Read the transcript of this interview below.
Big data: it’s an intimidating subject, doubly so when it comes with artificial intelligence in tow, but does it have to be so confusing? If big data means anything it means adding to the sum of knowledge in an organisation, and, Jason Walsh, from The Sunday Business Post, asks, isn’t that something every business would want to do?
The chatter around big data brings challenges itself, not least of which is the dynamite combination of the hype train and jargon. Half-digested ideas are not going to help businesses make serious use of the information they record. The answer is a strict focus on the business case. “Our ideal client is one who has a good idea of what they’re getting into. The worst is when someone has read up on big data and thinks ‘we need to get into that’,” said Hugh Nolan, lead solution architect at Singlepoint.

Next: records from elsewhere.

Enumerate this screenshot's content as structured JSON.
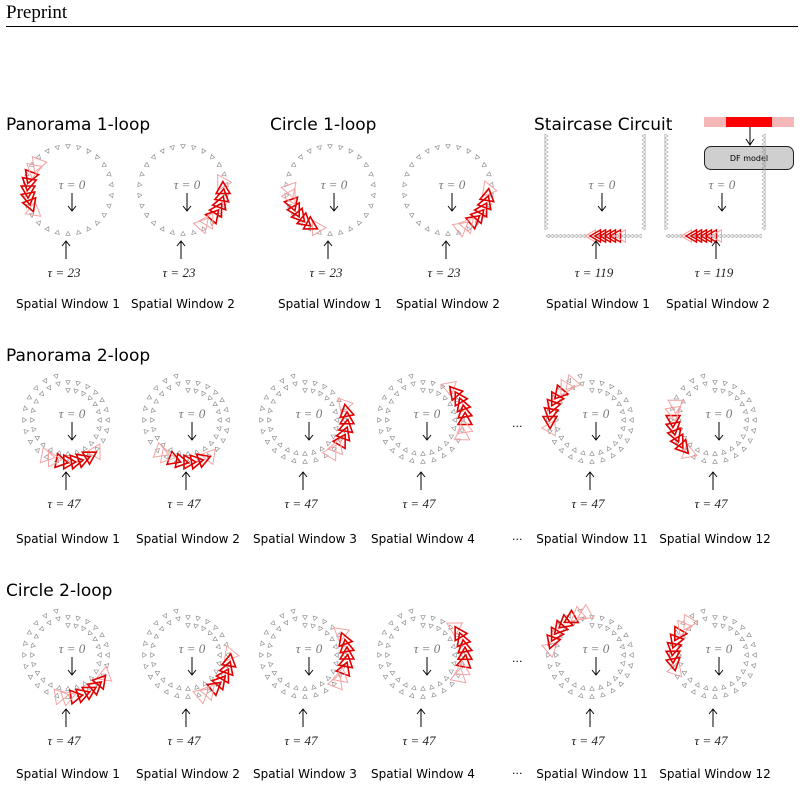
{
  "header": {
    "title": "Preprint"
  },
  "sections": {
    "panorama1": "Panorama 1-loop",
    "circle1": "Circle 1-loop",
    "staircase": "Staircase Circuit",
    "panorama2": "Panorama 2-loop",
    "circle2": "Circle 2-loop"
  },
  "df_model": {
    "label": "DF model",
    "colors": {
      "dim": "#f4b6b6",
      "active": "#ff0000"
    }
  },
  "colors": {
    "active": "#e00000",
    "faded": "#f4a3a3",
    "camera_gray": "#888888"
  },
  "rows": [
    {
      "id": "row1",
      "panels": [
        {
          "id": "p1-w1",
          "shape": "circle",
          "loops": 1,
          "window_angle": 180,
          "tau_start": "τ = 0",
          "tau_end": "τ = 23",
          "caption": "Spatial Window 1"
        },
        {
          "id": "p1-w2",
          "shape": "circle",
          "loops": 1,
          "window_angle": 20,
          "tau_start": "τ = 0",
          "tau_end": "τ = 23",
          "caption": "Spatial Window 2"
        },
        {
          "id": "c1-w1",
          "shape": "circle",
          "loops": 1,
          "window_angle": 140,
          "tau_start": "τ = 0",
          "tau_end": "τ = 23",
          "caption": "Spatial Window 1"
        },
        {
          "id": "c1-w2",
          "shape": "circle",
          "loops": 1,
          "window_angle": 30,
          "tau_start": "τ = 0",
          "tau_end": "τ = 23",
          "caption": "Spatial Window 2"
        },
        {
          "id": "s-w1",
          "shape": "staircase",
          "window": "right",
          "tau_start": "τ = 0",
          "tau_end": "τ = 119",
          "caption": "Spatial Window 1"
        },
        {
          "id": "s-w2",
          "shape": "staircase",
          "window": "left",
          "tau_start": "τ = 0",
          "tau_end": "τ = 119",
          "caption": "Spatial Window 2"
        }
      ]
    },
    {
      "id": "row2",
      "panels": [
        {
          "id": "p2-w1",
          "shape": "spiral",
          "loops": 2,
          "window_angle": 80,
          "tau_start": "τ = 0",
          "tau_end": "τ = 47",
          "caption": "Spatial Window 1"
        },
        {
          "id": "p2-w2",
          "shape": "spiral",
          "loops": 2,
          "window_angle": 90,
          "tau_start": "τ = 0",
          "tau_end": "τ = 47",
          "caption": "Spatial Window 2"
        },
        {
          "id": "p2-w3",
          "shape": "spiral",
          "loops": 2,
          "window_angle": 10,
          "tau_start": "τ = 0",
          "tau_end": "τ = 47",
          "caption": "Spatial Window 3"
        },
        {
          "id": "p2-w4",
          "shape": "spiral",
          "loops": 2,
          "window_angle": -20,
          "tau_start": "τ = 0",
          "tau_end": "τ = 47",
          "caption": "Spatial Window 4"
        },
        {
          "id": "p2-w11",
          "shape": "spiral",
          "loops": 2,
          "window_angle": 200,
          "tau_start": "τ = 0",
          "tau_end": "τ = 47",
          "caption": "Spatial Window 11"
        },
        {
          "id": "p2-w12",
          "shape": "spiral",
          "loops": 2,
          "window_angle": 160,
          "tau_start": "τ = 0",
          "tau_end": "τ = 47",
          "caption": "Spatial Window 12"
        }
      ]
    },
    {
      "id": "row3",
      "panels": [
        {
          "id": "c2-w1",
          "shape": "spiral",
          "loops": 2,
          "window_angle": 60,
          "tau_start": "τ = 0",
          "tau_end": "τ = 47",
          "caption": "Spatial Window 1"
        },
        {
          "id": "c2-w2",
          "shape": "spiral",
          "loops": 2,
          "window_angle": 30,
          "tau_start": "τ = 0",
          "tau_end": "τ = 47",
          "caption": "Spatial Window 2"
        },
        {
          "id": "c2-w3",
          "shape": "spiral",
          "loops": 2,
          "window_angle": 0,
          "tau_start": "τ = 0",
          "tau_end": "τ = 47",
          "caption": "Spatial Window 3"
        },
        {
          "id": "c2-w4",
          "shape": "spiral",
          "loops": 2,
          "window_angle": -10,
          "tau_start": "τ = 0",
          "tau_end": "τ = 47",
          "caption": "Spatial Window 4"
        },
        {
          "id": "c2-w11",
          "shape": "spiral",
          "loops": 2,
          "window_angle": 220,
          "tau_start": "τ = 0",
          "tau_end": "τ = 47",
          "caption": "Spatial Window 11"
        },
        {
          "id": "c2-w12",
          "shape": "spiral",
          "loops": 2,
          "window_angle": 190,
          "tau_start": "τ = 0",
          "tau_end": "τ = 47",
          "caption": "Spatial Window 12"
        }
      ]
    }
  ],
  "ellipsis": "···"
}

Singlepoint approaches big data by taking a consultative approach with its clients, he added.
“The most important thing to understand about any customer coming in the door is to understand their business: to took at the existing KPIs [key performance indicators] and look at how they are reflecting the real world — or not — and how they might be improved.” For Nolan, it is essential to make sense of what the goal is and, from there, how data can get you there. One aspect of this is looking again at KPIs to see if they are really performing their tasks. “Then you can look at what kind of data you have or can gather,” he said.
“The KPI having aged would be a major one [issue]. Another would be [when] a business puts in an IT system to deal with a specific issue but, over time, operators have come up with workarounds. Humans adapt. The big thing about big data and machine learning is that it’s about getting machines to adapt, including to how humans have adapted.”
Big data, simple idea
Big data, simple idea as it says Hugh Nolan, of Singlepoint, also said that problems with terminology can create confusion, specifically the buzz around artificial intelligence. What is AI anyway? Extracting new KPIs from sales records or contracts is important, but does it qualify as intelligence? “I think about AI as getting a machine to interpret the real world. On the other side you have ML, or machine learning, which is getting a machine to iterate over datasets.” This, he said, is where the strategic value can be produced. “A huge amount of time, effort and investment is being put into algorithms that can pull out the salient legal points in a contract. The actual interpretation of contract law is going to become a lot simpler as there will be fewer grey areas. That already is a huge change, the work that is going on in that field.”
Small business, big data
So where does all of this data that has the power to magically transform business come from in the first place? The information is there; it just needs to be made understandable. “If the data is already being collected somewhere you can evaluate it and see if it can be brought together in a meaningful way. If not, it’s a case of ‘how do we change our systems to collect it’,” said Hugh Nolan of Singlepoint.